Linear interpolation is better than nearest-neighbour, but pretty much useless for our purposes.

sin_20k_li

20kHz sine wave, frequency shift 0.9, linear interpolation

Sinc interpolation is much better!

sin_20k_sinc_50

20kHz sine wave, frequency shift 0.9, sinc interpolation, kernel size 50

However, there is an unwanted spike at the right hand side (note the main signal is at 18 kHz because it has been shifted down by a factor of 0.9). This spike appears because of inadequate width of the sinc kernel which in this case has been set at 50 (with 500 pre-calculated versions of it with different time offsets, between sample points).

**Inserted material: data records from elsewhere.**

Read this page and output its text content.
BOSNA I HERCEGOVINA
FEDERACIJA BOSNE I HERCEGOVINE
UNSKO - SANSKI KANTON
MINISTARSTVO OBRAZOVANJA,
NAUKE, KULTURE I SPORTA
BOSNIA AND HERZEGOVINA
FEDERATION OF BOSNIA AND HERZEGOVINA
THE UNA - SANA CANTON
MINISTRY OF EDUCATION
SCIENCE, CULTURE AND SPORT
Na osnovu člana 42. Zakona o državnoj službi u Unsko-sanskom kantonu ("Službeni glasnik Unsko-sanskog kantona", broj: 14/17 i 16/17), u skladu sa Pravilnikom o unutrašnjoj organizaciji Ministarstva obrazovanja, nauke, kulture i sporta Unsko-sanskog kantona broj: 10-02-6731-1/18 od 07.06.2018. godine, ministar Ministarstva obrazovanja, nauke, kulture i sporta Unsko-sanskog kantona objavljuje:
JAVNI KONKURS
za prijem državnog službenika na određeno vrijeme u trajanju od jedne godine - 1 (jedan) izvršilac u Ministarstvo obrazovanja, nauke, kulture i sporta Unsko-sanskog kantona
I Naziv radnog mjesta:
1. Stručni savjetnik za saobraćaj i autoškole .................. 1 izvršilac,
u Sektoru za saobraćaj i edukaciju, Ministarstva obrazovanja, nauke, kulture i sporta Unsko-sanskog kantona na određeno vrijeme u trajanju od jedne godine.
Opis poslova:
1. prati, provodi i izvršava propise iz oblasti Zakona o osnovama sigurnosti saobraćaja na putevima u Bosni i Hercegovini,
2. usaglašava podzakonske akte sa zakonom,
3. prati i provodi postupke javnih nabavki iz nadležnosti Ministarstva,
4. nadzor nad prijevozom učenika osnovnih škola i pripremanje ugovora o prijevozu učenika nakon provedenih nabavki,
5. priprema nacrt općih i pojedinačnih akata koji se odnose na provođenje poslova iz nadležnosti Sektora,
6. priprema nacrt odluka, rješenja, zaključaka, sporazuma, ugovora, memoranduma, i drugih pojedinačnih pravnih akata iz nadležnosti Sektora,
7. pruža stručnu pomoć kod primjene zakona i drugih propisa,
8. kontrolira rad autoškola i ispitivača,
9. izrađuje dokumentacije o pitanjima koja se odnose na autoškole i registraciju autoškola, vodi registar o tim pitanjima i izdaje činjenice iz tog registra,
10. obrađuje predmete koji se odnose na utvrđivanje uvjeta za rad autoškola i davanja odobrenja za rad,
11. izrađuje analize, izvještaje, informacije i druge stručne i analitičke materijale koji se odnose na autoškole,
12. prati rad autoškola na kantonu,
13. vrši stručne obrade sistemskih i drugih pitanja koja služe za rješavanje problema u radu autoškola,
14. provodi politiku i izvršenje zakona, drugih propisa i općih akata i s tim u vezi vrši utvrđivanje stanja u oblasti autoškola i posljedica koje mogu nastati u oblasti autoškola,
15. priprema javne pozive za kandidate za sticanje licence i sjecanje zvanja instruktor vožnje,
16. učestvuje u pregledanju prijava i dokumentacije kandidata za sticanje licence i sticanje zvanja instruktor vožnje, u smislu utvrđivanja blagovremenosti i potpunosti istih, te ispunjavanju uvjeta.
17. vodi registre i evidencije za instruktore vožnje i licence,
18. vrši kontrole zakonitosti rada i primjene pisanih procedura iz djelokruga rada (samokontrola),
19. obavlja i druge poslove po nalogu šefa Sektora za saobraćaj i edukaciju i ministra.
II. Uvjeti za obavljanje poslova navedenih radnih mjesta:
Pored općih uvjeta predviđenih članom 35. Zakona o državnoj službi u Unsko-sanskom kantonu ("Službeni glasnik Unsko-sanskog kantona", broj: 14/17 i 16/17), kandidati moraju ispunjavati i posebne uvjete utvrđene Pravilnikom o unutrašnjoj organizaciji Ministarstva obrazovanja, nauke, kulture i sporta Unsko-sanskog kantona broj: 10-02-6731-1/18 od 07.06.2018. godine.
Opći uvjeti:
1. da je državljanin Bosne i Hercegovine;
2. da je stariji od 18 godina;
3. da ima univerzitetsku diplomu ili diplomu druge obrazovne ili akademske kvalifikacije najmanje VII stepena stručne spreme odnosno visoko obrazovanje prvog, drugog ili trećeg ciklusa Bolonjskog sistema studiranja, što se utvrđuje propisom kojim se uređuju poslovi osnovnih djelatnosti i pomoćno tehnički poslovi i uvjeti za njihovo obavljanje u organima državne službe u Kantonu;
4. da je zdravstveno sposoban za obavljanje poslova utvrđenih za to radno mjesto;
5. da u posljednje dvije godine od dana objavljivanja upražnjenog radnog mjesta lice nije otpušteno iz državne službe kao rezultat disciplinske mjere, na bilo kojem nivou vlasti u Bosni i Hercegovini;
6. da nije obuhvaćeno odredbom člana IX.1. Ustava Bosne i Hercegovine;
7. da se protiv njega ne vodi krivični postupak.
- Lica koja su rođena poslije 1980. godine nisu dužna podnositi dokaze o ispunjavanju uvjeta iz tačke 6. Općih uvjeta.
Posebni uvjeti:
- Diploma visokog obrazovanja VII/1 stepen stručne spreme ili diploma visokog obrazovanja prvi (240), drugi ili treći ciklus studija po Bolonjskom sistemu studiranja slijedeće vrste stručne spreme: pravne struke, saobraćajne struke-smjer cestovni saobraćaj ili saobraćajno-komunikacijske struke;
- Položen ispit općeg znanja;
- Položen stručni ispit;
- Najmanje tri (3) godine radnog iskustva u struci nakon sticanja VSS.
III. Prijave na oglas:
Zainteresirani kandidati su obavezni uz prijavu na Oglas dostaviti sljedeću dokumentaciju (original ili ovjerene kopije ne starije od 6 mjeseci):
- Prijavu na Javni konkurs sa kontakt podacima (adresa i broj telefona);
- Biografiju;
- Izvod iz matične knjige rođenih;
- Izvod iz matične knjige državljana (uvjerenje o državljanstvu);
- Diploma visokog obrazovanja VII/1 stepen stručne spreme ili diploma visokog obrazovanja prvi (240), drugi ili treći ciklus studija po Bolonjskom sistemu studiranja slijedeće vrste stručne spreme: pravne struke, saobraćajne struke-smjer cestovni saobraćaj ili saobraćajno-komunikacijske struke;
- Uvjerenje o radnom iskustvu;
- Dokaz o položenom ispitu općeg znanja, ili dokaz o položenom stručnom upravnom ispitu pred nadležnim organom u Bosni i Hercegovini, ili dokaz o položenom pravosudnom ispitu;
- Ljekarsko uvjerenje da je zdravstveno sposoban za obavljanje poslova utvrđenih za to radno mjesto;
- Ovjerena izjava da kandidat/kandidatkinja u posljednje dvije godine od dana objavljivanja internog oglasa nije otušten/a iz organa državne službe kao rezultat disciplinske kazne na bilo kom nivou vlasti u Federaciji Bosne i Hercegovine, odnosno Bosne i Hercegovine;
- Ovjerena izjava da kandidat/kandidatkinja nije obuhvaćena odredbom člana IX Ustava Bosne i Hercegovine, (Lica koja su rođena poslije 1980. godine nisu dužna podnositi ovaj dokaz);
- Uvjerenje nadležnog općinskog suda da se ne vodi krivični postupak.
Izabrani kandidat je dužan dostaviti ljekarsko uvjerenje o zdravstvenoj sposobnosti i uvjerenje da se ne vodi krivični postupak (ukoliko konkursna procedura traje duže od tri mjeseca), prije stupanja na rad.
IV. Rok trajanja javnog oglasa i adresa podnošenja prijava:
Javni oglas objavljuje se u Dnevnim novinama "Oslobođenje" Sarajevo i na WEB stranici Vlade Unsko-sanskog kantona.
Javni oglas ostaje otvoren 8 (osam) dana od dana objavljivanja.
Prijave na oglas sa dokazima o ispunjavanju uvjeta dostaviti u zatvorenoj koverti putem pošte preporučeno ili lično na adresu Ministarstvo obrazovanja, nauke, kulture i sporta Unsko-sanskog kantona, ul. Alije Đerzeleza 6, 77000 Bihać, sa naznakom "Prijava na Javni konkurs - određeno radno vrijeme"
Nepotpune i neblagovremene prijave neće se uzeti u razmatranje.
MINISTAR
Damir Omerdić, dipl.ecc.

If we increase the width of the kernel to 200 (actually 201 because the kernel is always symmetrical about a central point with value 1.0), we get this:

sin_20k_sinc_200

20kHz sine wave, frequency shift 0.9, sinc interpolation, kernel size 200

The spike is almost at acceptable levels. Increasing the width to 250 we get this:

sin_20k_sinc_250

20 kHz sine wave, frequency shift 0.9, sinc interpolation, kernel size 250

And at 300 we get this:

sin_20k_sinc_300

20 kHz sine wave, frequency shift 0.9, sinc interpolation, kernel size 300

Clearly the kernel width does need to be in this region for the highest quality.

For completeness, here is the system working on a more complex waveform comprising the sum of three frequencies: 14, 18 and 19 kHz, all at the same amplitude and a frequency shift of 1.01.

14 kHz, 18 kHz, 19 kHz sum

Nearest neighbour:

sin_14_18_19_nn

14, 18, 19 kHz sine wave, nearest neighbour interpolation

Linear interpolation:

sin_14_18_19_li
14, 18, 19 kHz sine wave, linear interpolation

Sinc interpolation with a kernel width of 50:

sin_14_18_19_sinc_50

14, 18, 19 kHz sine wave, sinc interpolation, kernel width 50

Kernel width increased to 250:

sin_14_18_19_sinc_250
14, 18, 19 kHz sine wave, sinc interpolation, kernel width 250

More evidence that the kernel width needs to be in this region.

Ready made solutions

Re-sampling is often done in dedicated hardware like Analog Devices’ AD1896. Some advanced sound cards like the Creative X-Fi can re-sample everything internally to a common sample rate using powerful dedicated processors – this is the solution that makes connecting digital audio sources together almost as simple as analogue.

In theory, stuff like this goes on inside Linux already, in systems like JACK – apparently. But it just feels too fragile: I don’t know how to make sure it is working, and I don’t really have any handle on the quality of it. This is a tricky problem to solve by trial-and-error because a system can run for ages without any sign that clocks are drifting.

In Windows, there is a product called “Virtual Audio Cable” that I know performs re-sampling using methods along these lines.

There are libraries around that supposedly can do resampling, but the quality is unknown – I was looking at one that said “Not the best quality” so I gave up on that one.

I have a feeling that much of the code was developed at a time when processors were much less powerful than they are now and so the algorithms are designed for economy rather than quality.

Software-based sinc resampling in practice

I have grafted the code from my demo program into my active crossover application and set it running with TOSLink from a CD player going into a cheap USB sound card (Maplin) which my software uses to acquire the stream, and my software’s output going to a better multichannel sound card (the Xonar U7). The TOSLink data is being resampled in order to keep it aligned with the U7’s sample rate. I have had it running for 20 hours without incident.

Originally, before developing the test bed program, I set the kernel size at 50, fearing that anything larger would stress the Intel Atom CPU. However, I now realise that a width of at least 250 is necessary, so with trepidation I upped it to this value. The CPU load trace went up a bit in the Ubuntu system monitor, but not much; the cores are still running cool. The power of modern CPUs is ridiculous!! Remember that for each of the two samples arriving at 44.1 kHz, the algorithm is performing 500 floating point multiplications and sums, yet it hardly breaks into a sweat. There are absolutely no clever efficiencies in the programming. Amazing.